We asked artificial intelligence to analyze a graphic novel – and found both limits and new insights

With one spouse studying the evolution of artificial and natural intelligence and the other researching the language, culture and history of Germany, imagine the discussions at our dinner table. We often experience the stereotypical clash in views between the quantifiable, measurement-based approach of natural science and the more qualitative approach of the humanities, where what matters most is how people feel something, or how they experience or interpret it.

We decided to take a break from that pattern, to see how much each approach could help the other. Specifically, we wanted to see if aspects of artificial intelligence could turn up new ways to interpret a nonfiction graphic novel about the Holocaust. We ended up finding that some AI technologies are not yet advanced and robust enough to deliver useful insights – but simpler methods resulted in quantifiable measurements that showed a new opportunity for interpretation.

Choosing a text

A graphic novel examined by artificial intelligence. Reinhard Kleist/Self Made Hero
There is plenty of research available that analyzes large bodies of text, so we chose something more complex for our AI analysis: Reinhard Kleist’s “The Boxer,” a graphic novel based on the true story of how Hertzko “Harry” Haft survived the Nazi death camps. We wanted to identify emotions in the facial expressions of the main character displayed in the book’s illustrations, to find out if that would give us a new lens for understanding the story.

In this black-and-white cartoon, Haft tells his horrific story, in which he and other concentration camp inmates were made to box each other to the death. The story is written from Haft’s perspective; interspersed throughout the narrative are panels of flashbacks depicting Haft’s memories of important personal events.

The humanities approach would be to analyze and contextualize elements of the story, or the tale as a whole. Kleist’s graphic novel is a reinterpretation of a 2009 biographical novel by Haft’s son Allan, based on what Allan knew about his father’s experiences. Analyzing this complex set of authors’ interpretations and understandings might serve only to add another subjective layer on top of the existing ones.

From the perspective of science philosophy, that level of analysis would only make things more complicated. Scholars might have differing interpretations, but even if they all agreed, they would still not know if their insight was objectively true or if everyone suffered from the same illusion. Resolving the dilemma would require an experiment aimed at generating a measurement others could reproduce independently.

Reproducible interpretation of images?

Rather than interpreting the images ourselves, subjecting them to our own biases and preconceptions, we hoped that AI could bring a more objective view. We started by scanning all the panels in the book. Then we ran Google’s vision AI and Microsoft AZURE’s face recognition and emotional character annotation as well.

The algorithms we used to analyze “The Boxer” were previously trained by Google or Microsoft on hundreds of thousands of images already labeled with descriptions of what they depict.
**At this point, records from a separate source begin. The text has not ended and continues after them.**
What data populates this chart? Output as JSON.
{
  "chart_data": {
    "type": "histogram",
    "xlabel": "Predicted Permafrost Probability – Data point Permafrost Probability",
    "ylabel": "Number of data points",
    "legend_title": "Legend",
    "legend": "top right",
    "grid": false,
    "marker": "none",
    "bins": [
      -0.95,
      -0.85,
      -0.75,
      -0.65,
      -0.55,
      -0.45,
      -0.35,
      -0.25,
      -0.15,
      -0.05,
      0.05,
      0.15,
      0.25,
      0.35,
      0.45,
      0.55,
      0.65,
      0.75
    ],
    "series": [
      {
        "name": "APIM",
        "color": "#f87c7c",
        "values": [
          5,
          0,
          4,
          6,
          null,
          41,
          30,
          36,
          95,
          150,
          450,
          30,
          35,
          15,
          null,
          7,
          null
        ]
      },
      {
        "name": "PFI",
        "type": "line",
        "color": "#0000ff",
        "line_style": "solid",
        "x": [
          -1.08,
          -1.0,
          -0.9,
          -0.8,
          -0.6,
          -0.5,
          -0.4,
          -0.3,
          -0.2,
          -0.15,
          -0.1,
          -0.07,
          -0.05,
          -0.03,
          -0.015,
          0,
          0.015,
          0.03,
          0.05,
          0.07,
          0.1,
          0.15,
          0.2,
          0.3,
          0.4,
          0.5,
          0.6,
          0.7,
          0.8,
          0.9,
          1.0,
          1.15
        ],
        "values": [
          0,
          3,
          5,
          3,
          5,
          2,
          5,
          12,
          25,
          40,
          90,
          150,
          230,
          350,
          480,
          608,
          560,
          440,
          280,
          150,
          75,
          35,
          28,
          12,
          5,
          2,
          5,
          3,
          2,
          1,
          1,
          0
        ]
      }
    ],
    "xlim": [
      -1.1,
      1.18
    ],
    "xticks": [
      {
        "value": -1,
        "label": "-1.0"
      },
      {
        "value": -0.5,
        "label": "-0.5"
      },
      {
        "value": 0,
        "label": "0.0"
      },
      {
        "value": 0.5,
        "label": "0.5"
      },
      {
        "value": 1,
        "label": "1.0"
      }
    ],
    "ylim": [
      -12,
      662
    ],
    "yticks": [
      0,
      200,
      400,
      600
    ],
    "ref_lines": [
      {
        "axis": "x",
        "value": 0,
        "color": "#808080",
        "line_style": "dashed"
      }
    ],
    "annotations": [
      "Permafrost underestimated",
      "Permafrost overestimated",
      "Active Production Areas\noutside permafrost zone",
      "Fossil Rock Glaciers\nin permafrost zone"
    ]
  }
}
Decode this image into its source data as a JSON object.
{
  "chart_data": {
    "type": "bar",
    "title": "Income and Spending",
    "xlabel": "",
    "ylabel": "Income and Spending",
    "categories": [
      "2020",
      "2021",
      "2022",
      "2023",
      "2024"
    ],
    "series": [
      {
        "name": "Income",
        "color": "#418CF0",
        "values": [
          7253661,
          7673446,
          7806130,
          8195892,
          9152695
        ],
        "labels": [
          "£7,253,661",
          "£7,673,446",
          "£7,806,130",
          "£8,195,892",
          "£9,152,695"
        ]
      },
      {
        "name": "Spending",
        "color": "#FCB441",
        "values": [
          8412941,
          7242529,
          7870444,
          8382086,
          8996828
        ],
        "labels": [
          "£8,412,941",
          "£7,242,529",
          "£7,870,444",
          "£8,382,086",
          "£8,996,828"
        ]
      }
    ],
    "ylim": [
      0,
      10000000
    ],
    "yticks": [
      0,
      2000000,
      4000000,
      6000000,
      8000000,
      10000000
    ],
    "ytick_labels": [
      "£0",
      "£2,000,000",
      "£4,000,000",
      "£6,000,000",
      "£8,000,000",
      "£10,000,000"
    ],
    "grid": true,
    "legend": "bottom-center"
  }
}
In this training phase, the AI systems were asked to identify what the images showed, and those answers were compared with the existing descriptions to see if the system being trained was right or wrong. The training system strengthened the elements of the underlying deep neural networks that produced correct answers, and weakened the parts that contributed to wrong answers. Both the method and the training materials – the images and annotations – are crucial to the system’s performance.

Then, we turned the AI loose on the book’s images. Just like on “Family Feud,” where the show’s producers ask 100 strangers a question and count up how many choose each potential answer, our method asks an AI to determine what emotion a face is showing. This approach adds one key element often missing when subjectively interpreting content: reproducibility. Any researcher who wants to check can run the algorithm again and get the same results we did.

Unfortunately, we found that these AI tools are optimized for digital photographs, not scans of black-and-white drawings. That meant we did not get much reliable data about the emotions in the pictures. We were also disturbed to find that none of the algorithms identified any of the images as relating to the Holocaust or concentration camps – though human viewers would readily identify those themes. Hopefully, that is because the AIs had problems with the black-and-white images themselves, and not because of negligence or bias in their training sets or annotations.